L'effet est sans appel. La gauche européenne s'est déconnectée de sa base électorale traditionnelle, ces classes moyennes et populaires qu'elle était censée protéger. "Les partis de gauche sont devenus des partis d'élite, note Denis MacShane, député travailliste britannique. Ils n'ont pour lien avec le monde du travail que les diplômés des villes, les syndicalistes ou les fonctionnaires."

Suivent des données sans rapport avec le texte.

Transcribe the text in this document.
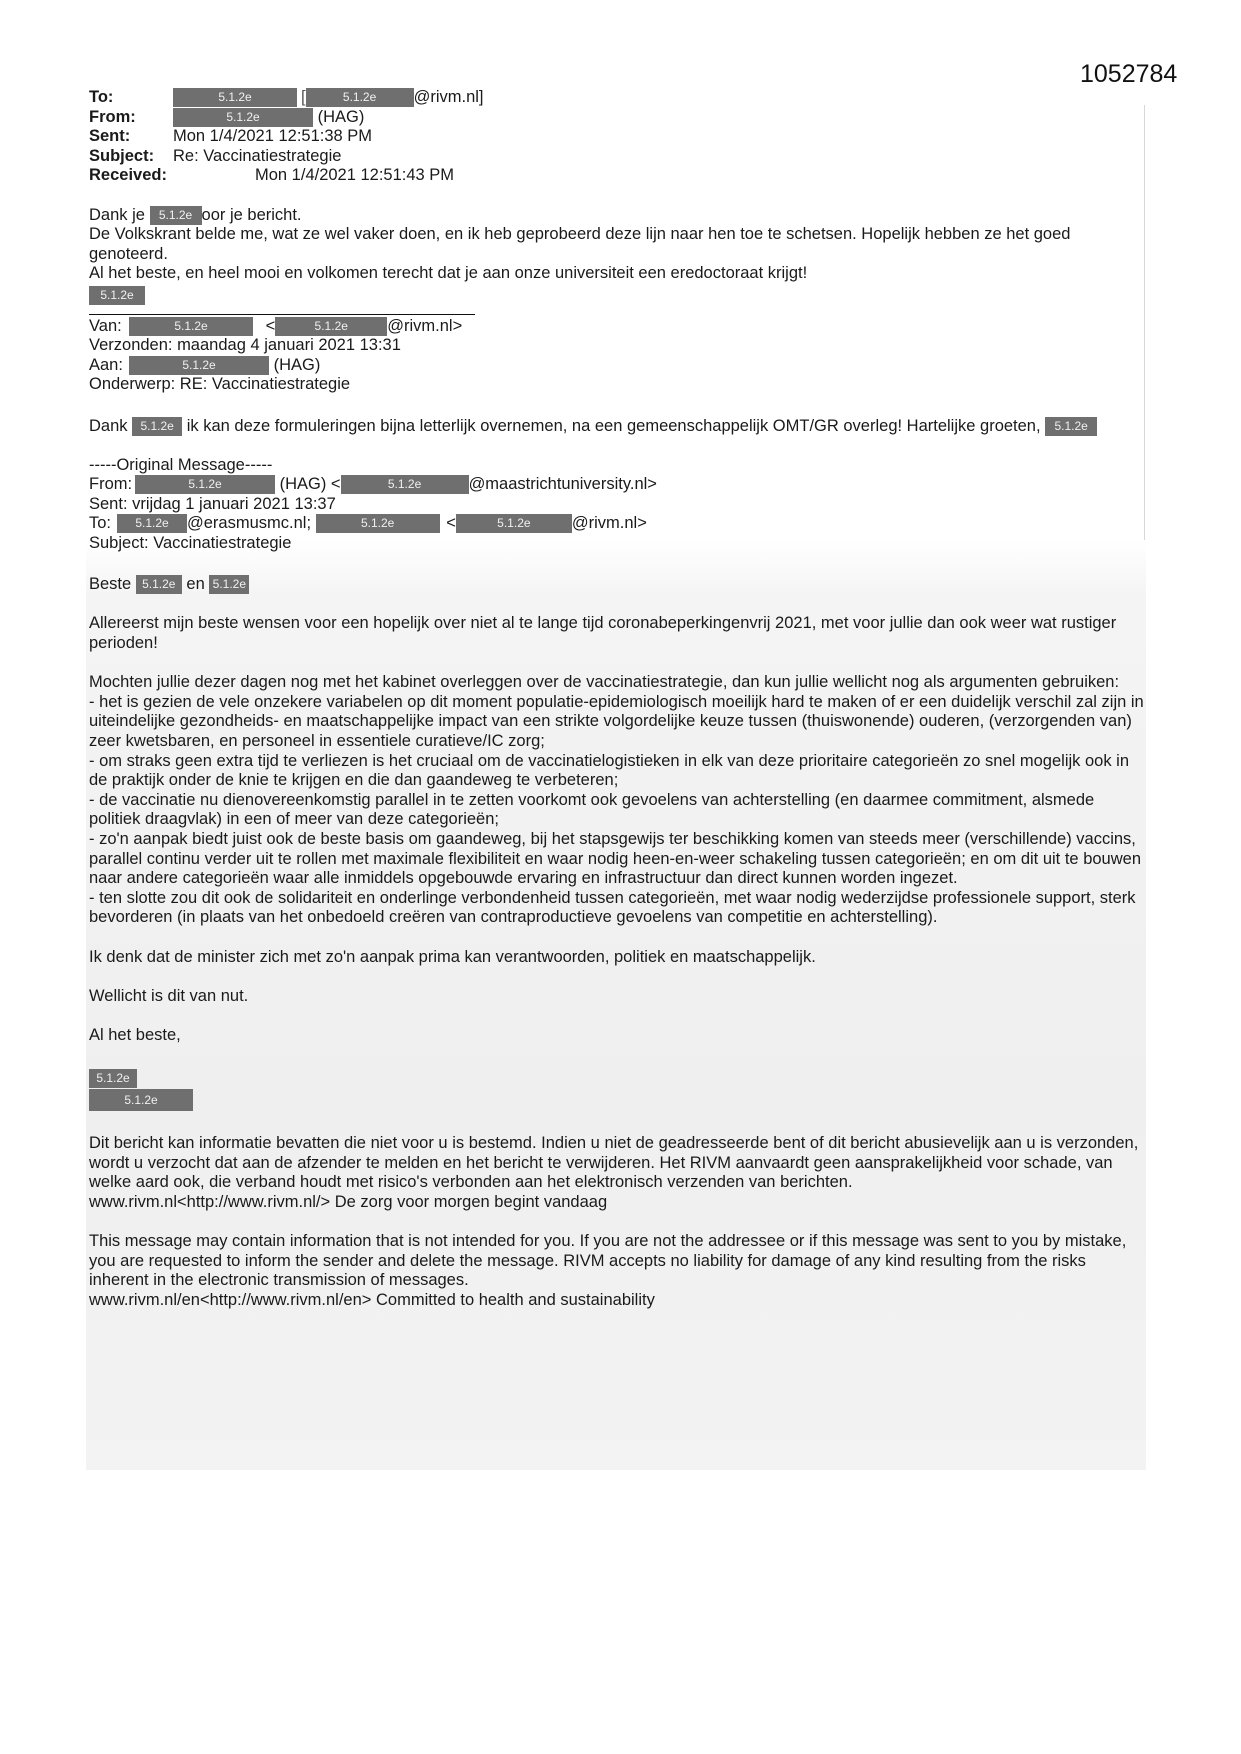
1052784
To:	5.1.2e	[	5.1.2e @rivm.nl]
From:	5.1.2e	(HAG)
Sent:	Mon 1/4/2021 12:51:38 PM
Subject: Re: Vaccinatiestrategie
Received:	Mon 1/4/2021 12:51:43 PM
Dank je 5.1.2e oor je bericht.
De Volkskrant belde me, wat ze wel vaker doen, en ik heb geprobeerd deze lijn naar hen toe te schetsen. Hopelijk hebben ze het goed genoteerd.
Al het beste, en heel mooi en volkomen terecht dat je aan onze universiteit een eredoctoraat krijgt!
5.1.2e
Van:	5.1.2e	<	5.1.2e @rivm.nl>
Verzonden: maandag 4 januari 2021 13:31
Aan:	5.1.2e	(HAG)
Onderwerp: RE: Vaccinatiestrategie
Dank 5.1.2e ik kan deze formuleringen bijna letterlijk overnemen, na een gemeenschappelijk OMT/GR overleg! Hartelijke groeten, 5.1.2e
-----Original Message-----
From:	5.1.2e	(HAG) <	5.1.2e	@maastrichtuniversity.nl>
Sent: vrijdag 1 januari 2021 13:37
To: 5.1.2e @erasmusmc.nl;	5.1.2e	<	5.1.2e	@rivm.nl>
Subject: Vaccinatiestrategie
Beste 5.1.2e en 5.1.2e
Allereerst mijn beste wensen voor een hopelijk over niet al te lange tijd coronabeperkingenvrij 2021, met voor jullie dan ook weer wat rustiger perioden!
Mochten jullie dezer dagen nog met het kabinet overleggen over de vaccinatiestrategie, dan kun jullie wellicht nog als argumenten gebruiken:
- het is gezien de vele onzekere variabelen op dit moment populatie-epidemiologisch moeilijk hard te maken of er een duidelijk verschil zal zijn in uiteindelijke gezondheids- en maatschappelijke impact van een strikte volgordelijke keuze tussen (thuiswonende) ouderen, (verzorgenden van) zeer kwetsbaren, en personeel in essentiele curatieve/IC zorg;
- om straks geen extra tijd te verliezen is het cruciaal om de vaccinatielogistieken in elk van deze prioritaire categorieën zo snel mogelijk ook in de praktijk onder de knie te krijgen en die dan gaandeweg te verbeteren;
- de vaccinatie nu dienovereenkomstig parallel in te zetten voorkomt ook gevoelens van achterstelling (en daarmee commitment, alsmede politiek draagvlak) in een of meer van deze categorieën;
- zo'n aanpak biedt juist ook de beste basis om gaandeweg, bij het stapsgewijs ter beschikking komen van steeds meer (verschillende) vaccins, parallel continu verder uit te rollen met maximale flexibiliteit en waar nodig heen-en-weer schakeling tussen categorieën; en om dit uit te bouwen naar andere categorieën waar alle inmiddels opgebouwde ervaring en infrastructuur dan direct kunnen worden ingezet.
- ten slotte zou dit ook de solidariteit en onderlinge verbondenheid tussen categorieën, met waar nodig wederzijdse professionele support, sterk bevorderen (in plaats van het onbedoeld creëren van contraproductieve gevoelens van competitie en achterstelling).
Ik denk dat de minister zich met zo'n aanpak prima kan verantwoorden, politiek en maatschappelijk.
Wellicht is dit van nut.
Al het beste,
5.1.2e
5.1.2e
Dit bericht kan informatie bevatten die niet voor u is bestemd. Indien u niet de geadresseerde bent of dit bericht abusievelijk aan u is verzonden, wordt u verzocht dat aan de afzender te melden en het bericht te verwijderen. Het RIVM aanvaardt geen aansprakelijkheid voor schade, van welke aard ook, die verband houdt met risico's verbonden aan het elektronisch verzenden van berichten.
www.rivm.nl<http://www.rivm.nl/> De zorg voor morgen begint vandaag
This message may contain information that is not intended for you. If you are not the addressee or if this message was sent to you by mistake, you are requested to inform the sender and delete the message. RIVM accepts no liability for damage of any kind resulting from the risks inherent in the electronic transmission of messages.
www.rivm.nl/en<http://www.rivm.nl/en> Committed to health and sustainability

La déconfiture générale de la social-démocratie mérite d'être nuancée. Le cas français en est une illustration. Le Parti socialiste a perdu trois batailles présidentielles, mais ne cesse de remporter les élections locales et son leadership s'est renforcé au sein de la gauche. Pour l'essayiste socialiste Alain Bergounioux, il s'agit plutôt d'une fin de cycle. "La social-démocratie reste tout de même le pivot de l'alternance."